Assim, José Alfredo de Oliveira Baracho (1995), autor que citamos quando discorremos sobre a noção jurídica de cidadania, indica que a nova cidadania não abarca apenas a participação política, mas os mecanismos de acesso ao Poder Judiciário e às garantias constitucionais do processo.

Flavia Piovesan, não se utiliza propriamente do adjetivo “nova” mais aponta para uma “redefinição da cidadania no Brasil” com base na tutela internacional dos direitos humanos onde o conceito de cidadania é alargado “na medida em que passa incluir não apenas direitos previstos no plano nacional, mas também direitos internacionalmente enunciados”. (2003, p.72)

Nesses casos, podemos dizer que a “nova cidadania” se traduz sempre em uma forma de expressar o alargamento do sentido de cidadania em sua faceta de direitos. Mas há outras possibilidades de se enxergar a novidade na temática da cidadania. Como, por exemplo, a identificação “novos” atores no cenário político. Assim, Vera Silva Telles, ao escrever a introdução da publicação resultante do seminário de sugestivo título “novas faces da cidadania”, justifica que:

No horizonte destes debates estão as esperanças- e possibilidades- de uma cidadania ampliada que incorpore sujeitos políticos até muitos recentemente excluídos da arena pública. Em torno dos direitos das mulheres, crianças, negros,

populações indígenas e minorias discriminadas- são estes os personagens que compareceram como atores no seminário. ( 1996, p.1)

Para Fábio Konder Comparato, “a idéia-mestra da nova cidadania consiste em fazer com que o povo se torne parte principal do processo de seu desenvolvimento e promoção social: é a idéia de participação”. (1993, p.92) (o primeiro grifo é nosso; o segundo do autor)

É evidente que a nomenclatura “nova cidadania” pode ser equívoca. Sem considerar a prosaica observação de que aquilo que é classificado como “novo” está sujeito a se deparar com o “novíssimo”, abrindo espaço para outras formas de confusão no entendimento da noção, a expressão “nova cidadania” pode dar a entender que a novidade é um acréscimo de outras perspectivas ao sentido antigo sem excluí-lo, ou então, que esse novo modo de ver substitui a maneira antiga (ou deve substituí-la).

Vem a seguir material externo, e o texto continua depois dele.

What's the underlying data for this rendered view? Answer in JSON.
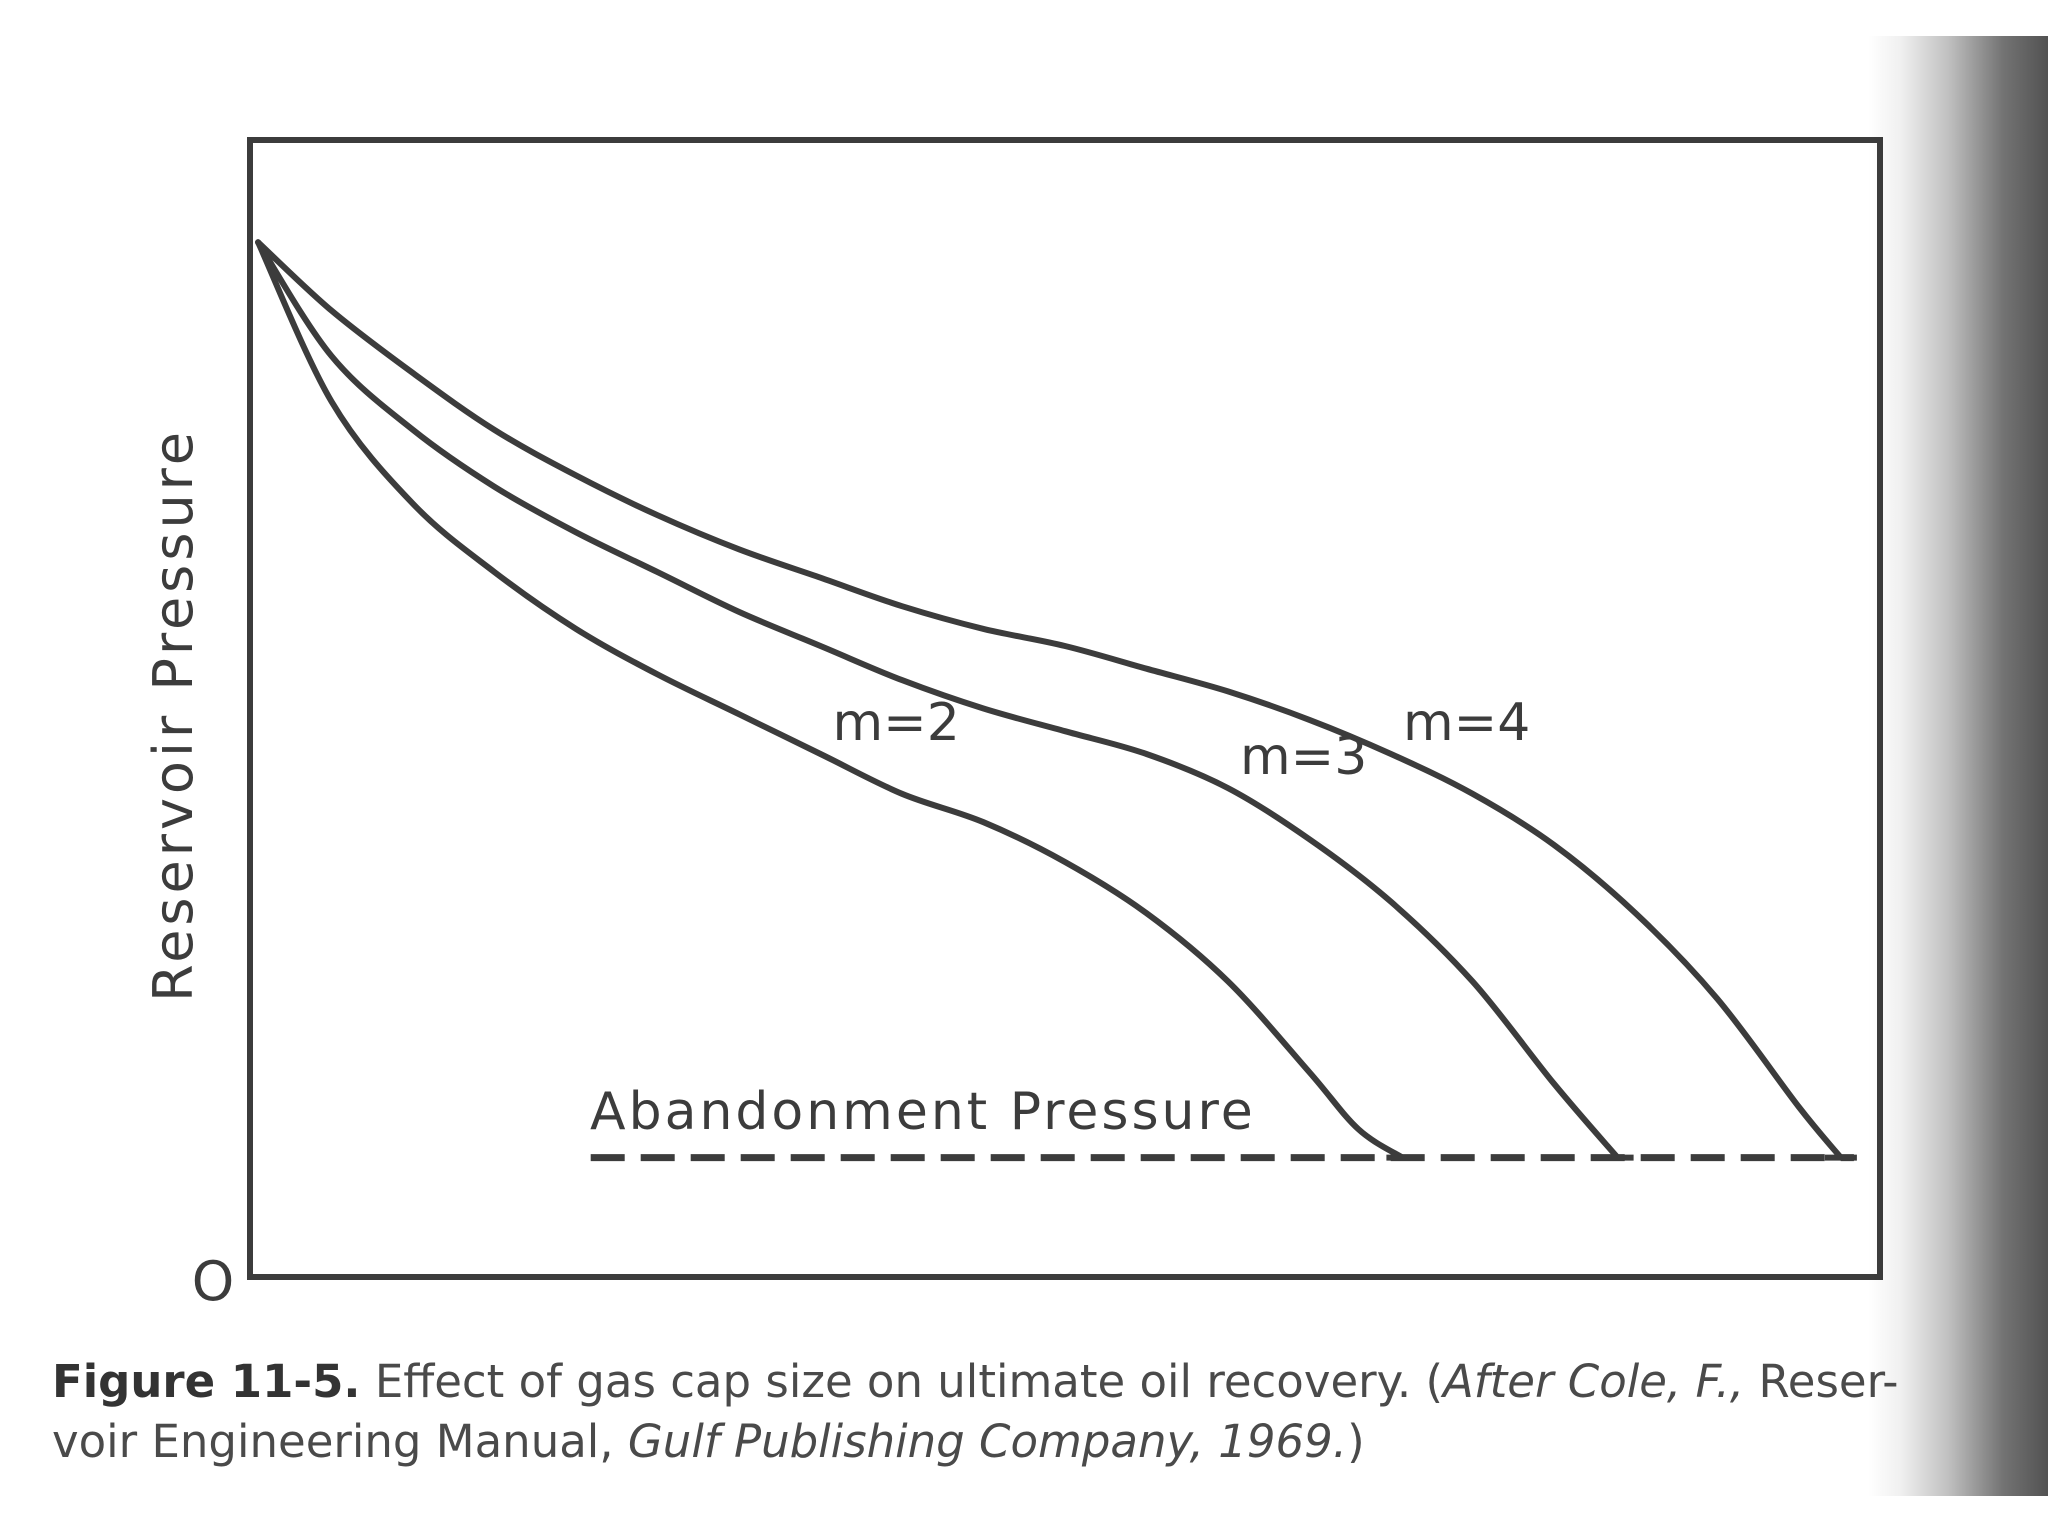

De maneira geral, podemos dizer que os novos sentidos de cidadania, ou a ampliação do seu significado, estão a serviço da: 1) atualização do sentido da noção em termos de conteúdo para abarcar novos direitos; 2) integração de atores sociais tradicionalmente excluídos do universo da cidadania, como as mulheres, negros, homossexuais, etc.

No primeiro caso, se considerarmos a tríade “cidadão-direitos-Estado” como uma espécie de constante a compor a noção de cidadania (pelo menos do ponto de vista da experiência lingüística, como vimos no item 3.1) o foco da expressão “nova” cidadania dirige-se a um alargamento da dimensão “direitos”.

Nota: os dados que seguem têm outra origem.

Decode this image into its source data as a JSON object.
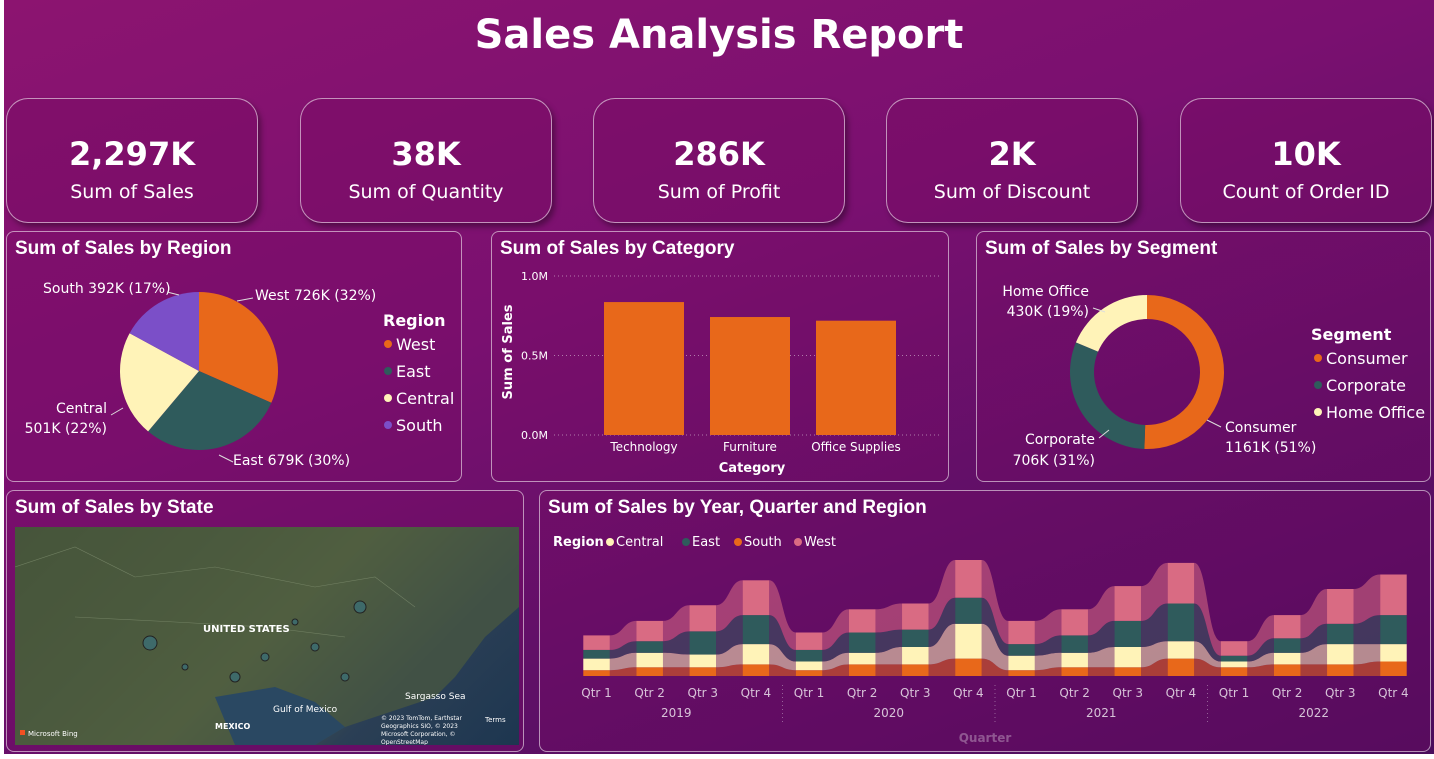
{
  "title": "Sales Analysis Report",
  "colors": {
    "west": "#e8681a",
    "east": "#2f5b5c",
    "central": "#fff3b8",
    "south": "#7b4fc8",
    "pink": "#d96b83"
  },
  "kpis": [
    {
      "value": "2,297K",
      "label": "Sum of Sales"
    },
    {
      "value": "38K",
      "label": "Sum of Quantity"
    },
    {
      "value": "286K",
      "label": "Sum of Profit"
    },
    {
      "value": "2K",
      "label": "Sum of Discount"
    },
    {
      "value": "10K",
      "label": "Count of Order ID"
    }
  ],
  "region_panel": {
    "title": "Sum of Sales by Region",
    "legend_title": "Region"
  },
  "category_panel": {
    "title": "Sum of Sales by Category"
  },
  "segment_panel": {
    "title": "Sum of Sales by Segment",
    "legend_title": "Segment"
  },
  "state_panel": {
    "title": "Sum of Sales by State",
    "map_labels": {
      "country": "UNITED STATES",
      "gulf": "Gulf of Mexico",
      "sea": "Sargasso Sea",
      "mexico": "MEXICO",
      "bing": "Microsoft Bing",
      "attribution": "© 2023 TomTom, Earthstar Geographics SIO, © 2023 Microsoft Corporation, © OpenStreetMap",
      "terms": "Terms"
    }
  },
  "ribbon_panel": {
    "title": "Sum of Sales by Year, Quarter and Region",
    "legend_title": "Region"
  },
  "chart_data": [
    {
      "type": "pie",
      "title": "Sum of Sales by Region",
      "legend_title": "Region",
      "legend_position": "right",
      "slices": [
        {
          "name": "West",
          "value": 726,
          "label": "West 726K (32%)"
        },
        {
          "name": "East",
          "value": 679,
          "label": "East 679K (30%)"
        },
        {
          "name": "Central",
          "value": 501,
          "label_lines": [
            "Central",
            "501K (22%)"
          ]
        },
        {
          "name": "South",
          "value": 392,
          "label": "South 392K (17%)"
        }
      ]
    },
    {
      "type": "bar",
      "title": "Sum of Sales by Category",
      "categories": [
        "Technology",
        "Furniture",
        "Office Supplies"
      ],
      "values": [
        836000,
        742000,
        719000
      ],
      "xlabel": "Category",
      "ylabel": "Sum of Sales",
      "ylim": [
        0,
        1000000
      ],
      "yticks": [
        "0.0M",
        "0.5M",
        "1.0M"
      ],
      "grid": true
    },
    {
      "type": "pie",
      "title": "Sum of Sales by Segment",
      "donut": true,
      "legend_title": "Segment",
      "legend_position": "right",
      "slices": [
        {
          "name": "Consumer",
          "value": 1161,
          "label_lines": [
            "Consumer",
            "1161K (51%)"
          ]
        },
        {
          "name": "Corporate",
          "value": 706,
          "label_lines": [
            "Corporate",
            "706K (31%)"
          ]
        },
        {
          "name": "Home Office",
          "value": 430,
          "label_lines": [
            "Home Office",
            "430K (19%)"
          ]
        }
      ]
    },
    {
      "type": "area",
      "subtype": "ribbon",
      "title": "Sum of Sales by Year, Quarter and Region",
      "xlabel": "Quarter",
      "legend_title": "Region",
      "legend_position": "top-left",
      "years": [
        "2019",
        "2020",
        "2021",
        "2022"
      ],
      "quarters": [
        "Qtr 1",
        "Qtr 2",
        "Qtr 3",
        "Qtr 4"
      ],
      "series": [
        {
          "name": "Central",
          "values": [
            20,
            25,
            22,
            35,
            15,
            20,
            30,
            60,
            25,
            25,
            35,
            30,
            10,
            20,
            35,
            30
          ]
        },
        {
          "name": "East",
          "values": [
            15,
            20,
            40,
            50,
            20,
            35,
            30,
            45,
            20,
            30,
            45,
            65,
            10,
            25,
            35,
            50
          ]
        },
        {
          "name": "South",
          "values": [
            10,
            15,
            15,
            20,
            10,
            20,
            20,
            30,
            10,
            15,
            15,
            30,
            15,
            20,
            20,
            25
          ]
        },
        {
          "name": "West",
          "values": [
            25,
            35,
            45,
            60,
            30,
            40,
            45,
            65,
            40,
            45,
            60,
            70,
            25,
            40,
            60,
            70
          ]
        }
      ]
    }
  ]
}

No segundo, o redimensionamento se dá em relação ao próprio “cidadão”, ampliando a base numérica de incluídos na noção.

Mas de forma geral esses dois enfoques encontram-se inter-relacionados, se considerarmos que os movimentos de luta por igualdade e respeito no tocante a gênero e diferenças raciais, de proteção a crianças, idosos, deficientes, sem contar os movimentos ecológicos, entre outros, dão corpo e voz a diversas formas de pressionar e reivindicar direitos que até então não eram considerados pelo discurso dominante .

Assim é que Evelina Dagnino (1995) aponta para a existência de uma “nova cidadania” nas reivindicações dos diversos grupos tradicionalmente excluídos, negros, mulheres, homossexuais e outros, não só conquistando direitos previamente definidos, mas criando novos direitos, que surgem no bojo dessas mesmas lutas.

Na tríade que estamos evocando, “cidadão-direitos-Estado”, o pólo “cidadão” passa a ser qualificado com o nome do grupo do qual se faz parte; na verdade é por meio do grupo que se estabelece a relação dos cidadãos com o Estado.